Monthly Archives: April 2026

Lions and Tigers and…. Insects, Oh My: The Department of Tropical Research’s Observations of Insects in British Guiana

This post is by Sabrina Moore, WCS Archives Technician (October 2025-February 2026). Sabrina worked with the WCS Archives as part of our Department of Tropical Research Glass Negatives Digitization project, funded by the Metropolitan New York Library Council (METRO). By May 2026, the WCS Archives looks forward to sharing the results of this project and more of the images that Sabrina discusses below.

“Head of grasshopper,” Kartabo, British Guiana, 1924. WCS Archives Collection 5014-01-2665g.

Insects and arachnids make up just 16% of the Department of Tropical Research’s photographic glass negatives that I scanned during the DTR Glass Negatives Digitization Project, yet in William Beebe’s vision of the rainforest, they dominate entire worlds. As I worked through the 1,000 negatives—cleaning, rehousing, digitizing, and creating metadata—the details of these small creatures came into sharp focus. They were not merely background to birds and mammals; in Beebe’s writings, ants emerge as architects and warriors in the jungle.

This blog post highlights the 163 images depicting insects and arachnids and offers a gentle warning for those who are averse to insects. Beebe and the DTR team brought themselves close to these creatures, revealing both the meticulous beauty of their forms and the sometimes- unsettling realities of their behaviors.

“Fungus growth on ant,” Kartabo, British Guiana, 1924. WCS Archives Collection 5014-01-2657g.

Beebe was not alone in this interest. His colleague Alfred E. Emerson, later a leading termite specialist, was part of the same research team (and photographer for termite-focused images in the collection). Their combined work helped establish early American entomology and contributed to the scientific and casual understanding of insect societies.

“Termites castes of Syntermes dirus,” British Guiana, 1919. WCS Archives Collection 5014-01-0794g.

Between 1916 and 1924, William Beebe lived and worked in British Guiana (now Guyana), stationed at the Kalacoon and Kartabo Laboratories. One of his primary goals was to study the hoatzin, a bird he believed could illustrate an example of evolutionary history.
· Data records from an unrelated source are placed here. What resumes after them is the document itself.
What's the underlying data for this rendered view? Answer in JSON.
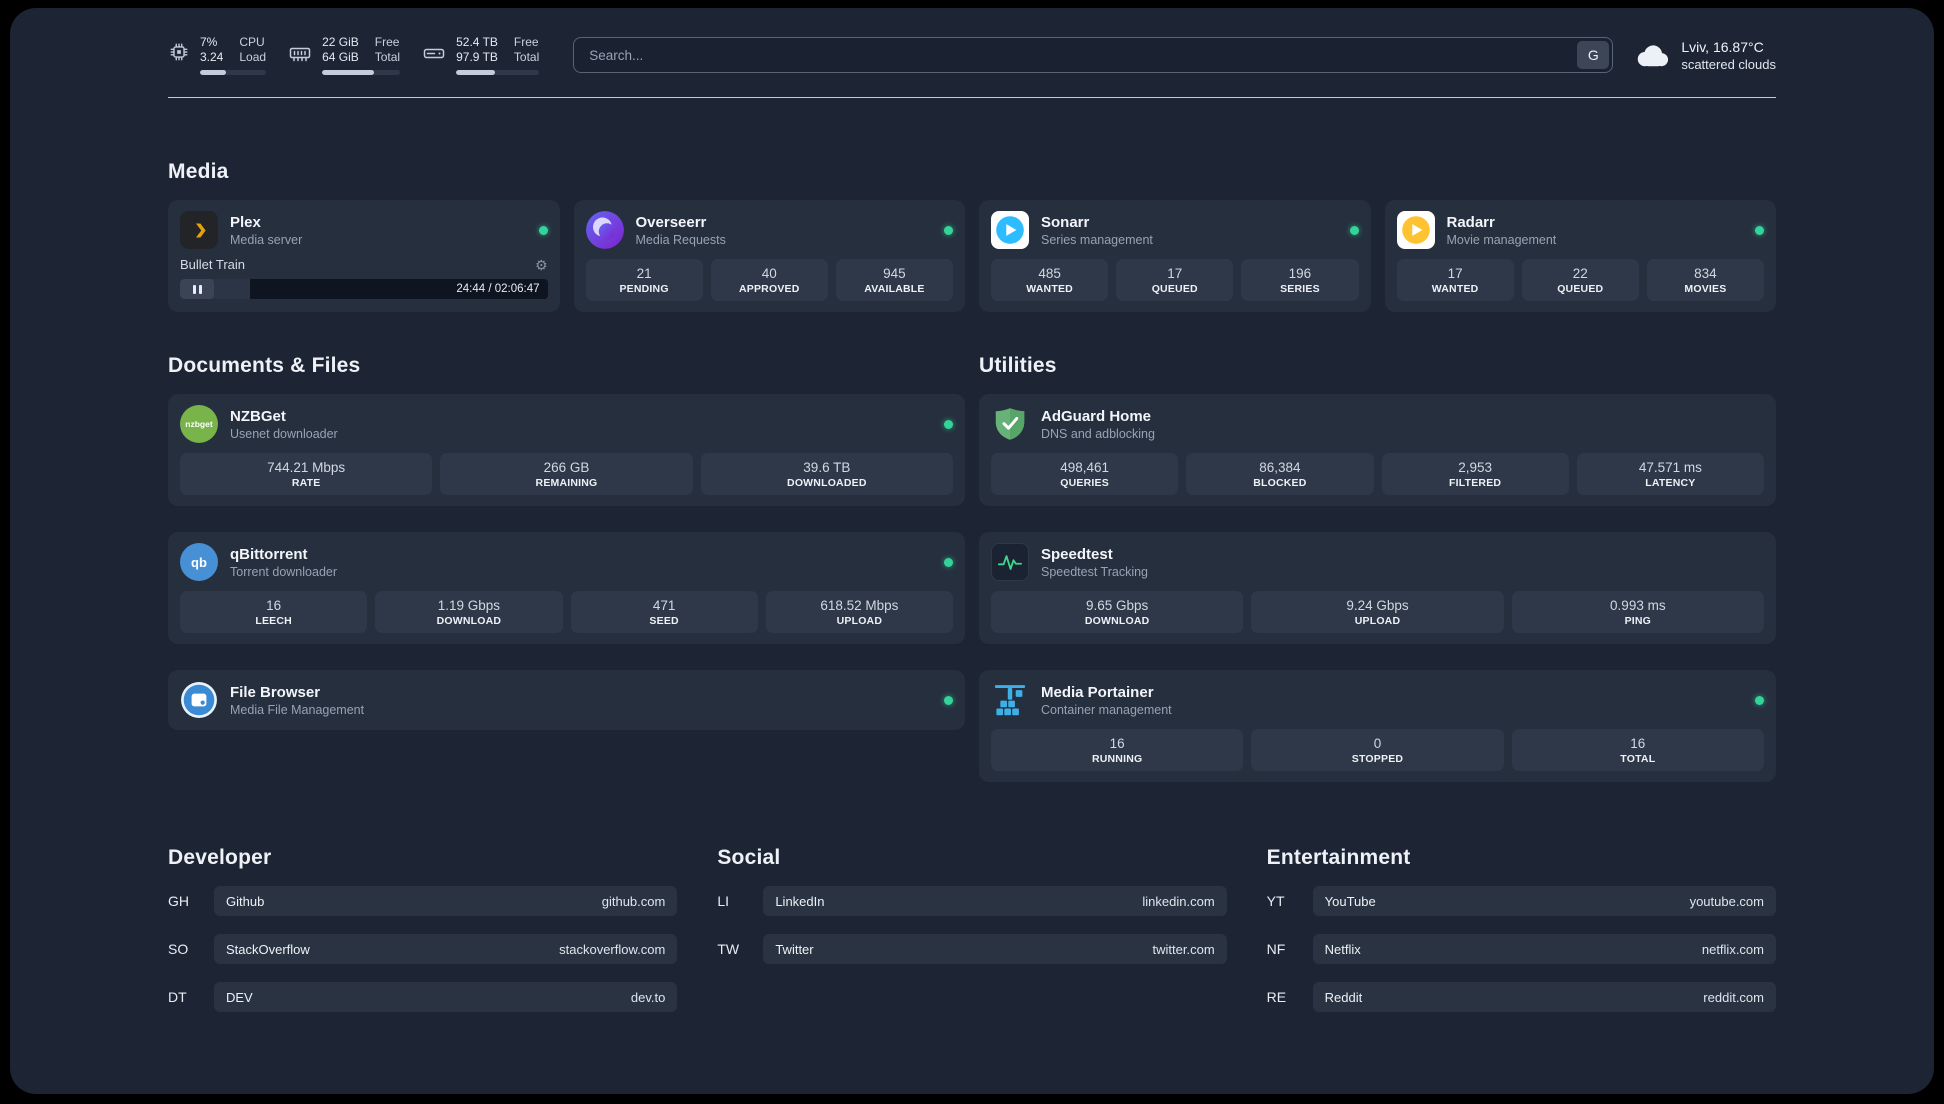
{
  "topbar": {
    "cpu": {
      "value_top": "7%",
      "value_bottom": "3.24",
      "label_top": "CPU",
      "label_bottom": "Load",
      "bar": "40%"
    },
    "memory": {
      "value_top": "22 GiB",
      "value_bottom": "64 GiB",
      "label_top": "Free",
      "label_bottom": "Total",
      "bar": "66%"
    },
    "disk": {
      "value_top": "52.4 TB",
      "value_bottom": "97.9 TB",
      "label_top": "Free",
      "label_bottom": "Total",
      "bar": "47%"
    },
    "search": {
      "placeholder": "Search...",
      "provider_label": "G"
    },
    "weather": {
      "location": "Lviv, 16.87°C",
      "condition": "scattered clouds"
    }
  },
  "sections": {
    "media": {
      "title": "Media",
      "plex": {
        "name": "Plex",
        "subtitle": "Media server",
        "player": {
          "track": "Bullet Train",
          "time": "24:44 / 02:06:47",
          "progress": "19%"
        }
      },
      "overseerr": {
        "name": "Overseerr",
        "subtitle": "Media Requests",
        "stats": [
          {
            "value": "21",
            "label": "PENDING"
          },
          {
            "value": "40",
            "label": "APPROVED"
          },
          {
            "value": "945",
            "label": "AVAILABLE"
          }
        ]
      },
      "sonarr": {
        "name": "Sonarr",
        "subtitle": "Series management",
        "stats": [
          {
            "value": "485",
            "label": "WANTED"
          },
          {
            "value": "17",
            "label": "QUEUED"
          },
          {
            "value": "196",
            "label": "SERIES"
          }
        ]
      },
      "radarr": {
        "name": "Radarr",
        "subtitle": "Movie management",
        "stats": [
          {
            "value": "17",
            "label": "WANTED"
          },
          {
            "value": "22",
            "label": "QUEUED"
          },
          {
            "value": "834",
            "label": "MOVIES"
          }
        ]
      }
    },
    "documents": {
      "title": "Documents & Files",
      "nzbget": {
        "name": "NZBGet",
        "subtitle": "Usenet downloader",
        "stats": [
          {
            "value": "744.21 Mbps",
            "label": "RATE"
          },
          {
            "value": "266 GB",
            "label": "REMAINING"
          },
          {
            "value": "39.6 TB",
            "label": "DOWNLOADED"
          }
        ]
      },
      "qbittorrent": {
        "name": "qBittorrent",
        "subtitle": "Torrent downloader",
        "stats": [
          {
            "value": "16",
            "label": "LEECH"
          },
          {
            "value": "1.19 Gbps",
            "label": "DOWNLOAD"
          },
          {
            "value": "471",
            "label": "SEED"
          },
          {
            "value": "618.52 Mbps",
            "label": "UPLOAD"
          }
        ]
      },
      "filebrowser": {
        "name": "File Browser",
        "subtitle": "Media File Management"
      }
    },
    "utilities": {
      "title": "Utilities",
      "adguard": {
        "name": "AdGuard Home",
        "subtitle": "DNS and adblocking",
        "stats": [
          {
            "value": "498,461",
            "label": "QUERIES"
          },
          {
            "value": "86,384",
            "label": "BLOCKED"
          },
          {
            "value": "2,953",
            "label": "FILTERED"
          },
          {
            "value": "47.571 ms",
            "label": "LATENCY"
          }
        ]
      },
      "speedtest": {
        "name": "Speedtest",
        "subtitle": "Speedtest Tracking",
        "stats": [
          {
            "value": "9.65 Gbps",
            "label": "DOWNLOAD"
          },
          {
            "value": "9.24 Gbps",
            "label": "UPLOAD"
          },
          {
            "value": "0.993 ms",
            "label": "PING"
          }
        ]
      },
      "portainer": {
        "name": "Media Portainer",
        "subtitle": "Container management",
        "stats": [
          {
            "value": "16",
            "label": "RUNNING"
          },
          {
            "value": "0",
            "label": "STOPPED"
          },
          {
            "value": "16",
            "label": "TOTAL"
          }
        ]
      }
    },
    "developer": {
      "title": "Developer",
      "links": [
        {
          "abbr": "GH",
          "name": "Github",
          "url": "github.com"
        },
        {
          "abbr": "SO",
          "name": "StackOverflow",
          "url": "stackoverflow.com"
        },
        {
          "abbr": "DT",
          "name": "DEV",
          "url": "dev.to"
        }
      ]
    },
    "social": {
      "title": "Social",
      "links": [
        {
          "abbr": "LI",
          "name": "LinkedIn",
          "url": "linkedin.com"
        },
        {
          "abbr": "TW",
          "name": "Twitter",
          "url": "twitter.com"
        }
      ]
    },
    "entertainment": {
      "title": "Entertainment",
      "links": [
        {
          "abbr": "YT",
          "name": "YouTube",
          "url": "youtube.com"
        },
        {
          "abbr": "NF",
          "name": "Netflix",
          "url": "netflix.com"
        },
        {
          "abbr": "RE",
          "name": "Reddit",
          "url": "reddit.com"
        }
      ]
    }
  },
  "icons": {
    "gear_glyph": "⚙",
    "nzbget_text": "nzbget",
    "qbittorrent_text": "qb"
  },
  "colors": {
    "status_online": "#34d399",
    "background": "#1d2534",
    "card": "#262f3e",
    "tile": "#2e3848",
    "plex_accent": "#e5a00d",
    "speedtest_accent": "#3dd68c"
  }
}
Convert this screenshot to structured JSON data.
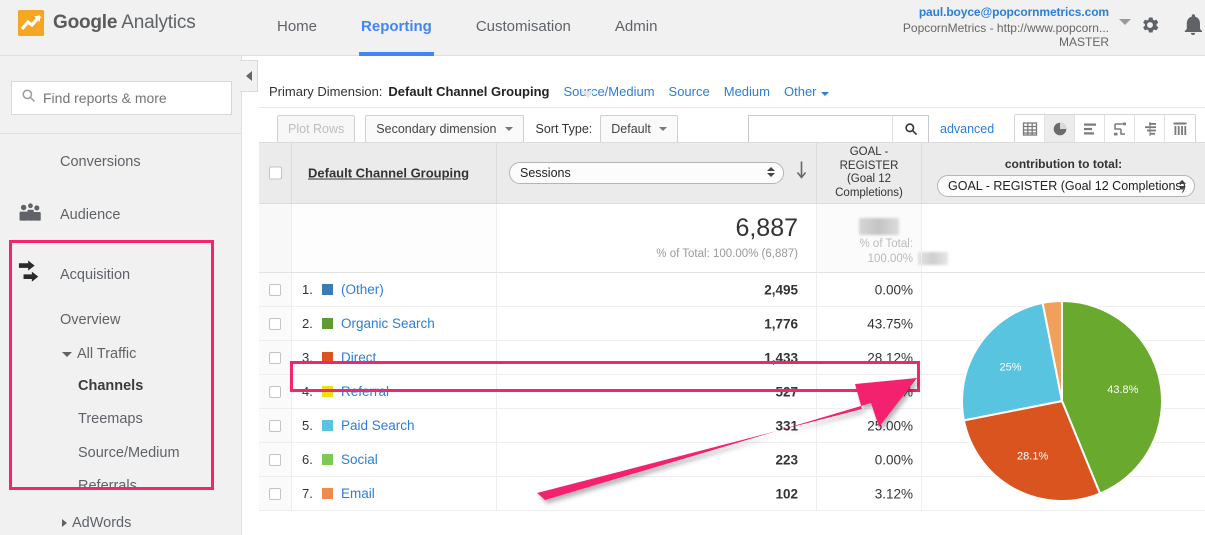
{
  "topbar": {
    "brand_bold": "Google",
    "brand_light": " Analytics",
    "logo_icon": "google-analytics-logo",
    "nav": [
      {
        "label": "Home",
        "active": false
      },
      {
        "label": "Reporting",
        "active": true
      },
      {
        "label": "Customisation",
        "active": false
      },
      {
        "label": "Admin",
        "active": false
      }
    ],
    "account": {
      "email": "paul.boyce@popcornmetrics.com",
      "property": "PopcornMetrics - http://www.popcorn...",
      "view": "MASTER",
      "caret_icon": "chevron-down-icon"
    },
    "gear_icon": "gear-icon",
    "bell_icon": "bell-icon",
    "accent_blue": "#4285f4",
    "logo_orange": "#f5a623"
  },
  "sidebar": {
    "search_placeholder": "Find reports & more",
    "search_icon": "search-icon",
    "collapse_icon": "collapse-left-icon",
    "items": [
      {
        "label": "Conversions",
        "icon": null,
        "level": "section",
        "bold": false
      },
      {
        "label": "Audience",
        "icon": "audience-people-icon",
        "level": "section",
        "bold": false
      },
      {
        "label": "Acquisition",
        "icon": "acquisition-arrows-icon",
        "level": "section",
        "bold": false
      },
      {
        "label": "Overview",
        "icon": null,
        "level": "sub",
        "bold": false
      },
      {
        "label": "All Traffic",
        "icon": "triangle-down-icon",
        "level": "sub",
        "bold": false
      },
      {
        "label": "Channels",
        "icon": null,
        "level": "subsub",
        "bold": true
      },
      {
        "label": "Treemaps",
        "icon": null,
        "level": "subsub",
        "bold": false
      },
      {
        "label": "Source/Medium",
        "icon": null,
        "level": "subsub",
        "bold": false
      },
      {
        "label": "Referrals",
        "icon": null,
        "level": "subsub",
        "bold": false
      },
      {
        "label": "AdWords",
        "icon": "triangle-right-icon",
        "level": "sub",
        "bold": false
      }
    ]
  },
  "primary_dimension": {
    "label": "Primary Dimension:",
    "current": "Default Channel Grouping",
    "links": [
      "Source/Medium",
      "Source",
      "Medium"
    ],
    "other_label": "Other",
    "other_caret_icon": "chevron-down-icon"
  },
  "toolbar": {
    "plot_rows_label": "Plot Rows",
    "secondary_dimension_label": "Secondary dimension",
    "sort_type_label": "Sort Type:",
    "sort_type_value": "Default",
    "search_value": "",
    "search_icon": "magnifier-icon",
    "advanced_label": "advanced",
    "view_icons": [
      {
        "name": "table-view-icon",
        "active": false
      },
      {
        "name": "pie-chart-view-icon",
        "active": true
      },
      {
        "name": "bar-chart-view-icon",
        "active": false
      },
      {
        "name": "performance-view-icon",
        "active": false
      },
      {
        "name": "comparison-view-icon",
        "active": false
      },
      {
        "name": "pivot-view-icon",
        "active": false
      }
    ]
  },
  "table": {
    "dimension_header": "Default Channel Grouping",
    "metric_select_value": "Sessions",
    "sort_arrow_icon": "sort-descending-arrow-icon",
    "goal_header_lines": [
      "GOAL -",
      "REGISTER",
      "(Goal 12",
      "Completions)"
    ],
    "contribution_title": "contribution to total:",
    "contribution_select_value": "GOAL - REGISTER (Goal 12 Completions)",
    "totals": {
      "sessions": "6,887",
      "sessions_sub": "% of Total: 100.00% (6,887)",
      "goal_value": "",
      "goal_sub_line1": "% of Total:",
      "goal_sub_line2": "100.00%"
    },
    "rows": [
      {
        "index": "1.",
        "name": "(Other)",
        "color": "#3c7cb5",
        "sessions": "2,495",
        "goal_pct": "0.00%",
        "highlighted": false
      },
      {
        "index": "2.",
        "name": "Organic Search",
        "color": "#5d9c33",
        "sessions": "1,776",
        "goal_pct": "43.75%",
        "highlighted": false
      },
      {
        "index": "3.",
        "name": "Direct",
        "color": "#d9541f",
        "sessions": "1,433",
        "goal_pct": "28.12%",
        "highlighted": true
      },
      {
        "index": "4.",
        "name": "Referral",
        "color": "#eede1a",
        "sessions": "527",
        "goal_pct": "0.00%",
        "highlighted": false
      },
      {
        "index": "5.",
        "name": "Paid Search",
        "color": "#58c4e0",
        "sessions": "331",
        "goal_pct": "25.00%",
        "highlighted": false
      },
      {
        "index": "6.",
        "name": "Social",
        "color": "#7dc955",
        "sessions": "223",
        "goal_pct": "0.00%",
        "highlighted": false
      },
      {
        "index": "7.",
        "name": "Email",
        "color": "#ef8a4f",
        "sessions": "102",
        "goal_pct": "3.12%",
        "highlighted": false
      }
    ]
  },
  "chart_data": {
    "type": "pie",
    "title": "",
    "categories": [
      "Organic Search",
      "Direct",
      "Paid Search",
      "Email"
    ],
    "values": [
      43.8,
      28.1,
      25,
      3.1
    ],
    "labels": [
      "43.8%",
      "28.1%",
      "25%",
      ""
    ],
    "colors": [
      "#68a92e",
      "#d9541f",
      "#58c4e0",
      "#f0a05a"
    ],
    "legend": "none",
    "unit": "percent",
    "source_metric": "GOAL - REGISTER (Goal 12 Completions)"
  },
  "annotations": {
    "highlight_color": "#f4246e",
    "boxes": [
      "sidebar-acquisition-section",
      "table-row-direct"
    ],
    "arrow": {
      "name": "annotation-arrow",
      "points_to": "28.12%"
    }
  }
}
As Curator of Ornithology at the New York Zoological Society, he hoped to bring the species back to the Bronx Zoo for public display. Despite years of effort, every attempt to transport the hoatzin failed. Yet Beebe did not abandon the expedition. Instead, he widened his focus to include the creatures that filled the forest floor, tree trunks, and riverbanks—insects.

One of the most striking observations appears in Jungle Peace, where Beebe recounts the events in Pit Number 5, a deep pit used to trap animals for study. There, a colony of army ants overwhelmed the pit’s inhabitants—other insects, even frogs and toads—attacking with relentless coordination. Beebe likens them to “Huns of the jungle,” moving with “marvelous singleness of purpose and manifold effectiveness” (211, 217).

“Pit number 5,” Kalacoon, British Guiana, 1919. WCS Archives Collection 5014-01-0120g.

His prose is almost cinematic: he calls the event a “massacre,” with few survivors (Jungle Peace, 215). The ants’ behavior—disciplined and strategic—can be read as a miniature reflection of human warfare. This imagery may not have been accidental, as Beebe had volunteered for military service during the First World War. Though he rarely wrote about the conflict directly, its shadow appears in the metaphors he uses to describe nature’s relentless battles.

Beebe’s fascination with these colonies extended beyond this single episode. He also documented an ant mill, a rare phenomenon in which army ants lose their pheromone trail and begin marching in a continuous circle—sometimes until they collapse. He describes the mill as an “insane circle” that had turned the “masters of the jungle [into] their own prey” (Edge of the Jungle, 293).

“Army ants on march,” Kartabo, British Guiana, 1920. WCS Archives Collection 5014-01-1317g.

For users today, the newly digitized photographs within the DTR Glass Slides collection allow close observation of these often-overlooked creatures. While Beebe came to British Guiana to study the hoatzin, his work expanded to reveal the bustling worlds of the forest floor, reminding us that the rainforest is more than just its dazzling, exotic creatures. In fact, it is its tiniest inhabitants that can shape the structure of this complex ecosystem.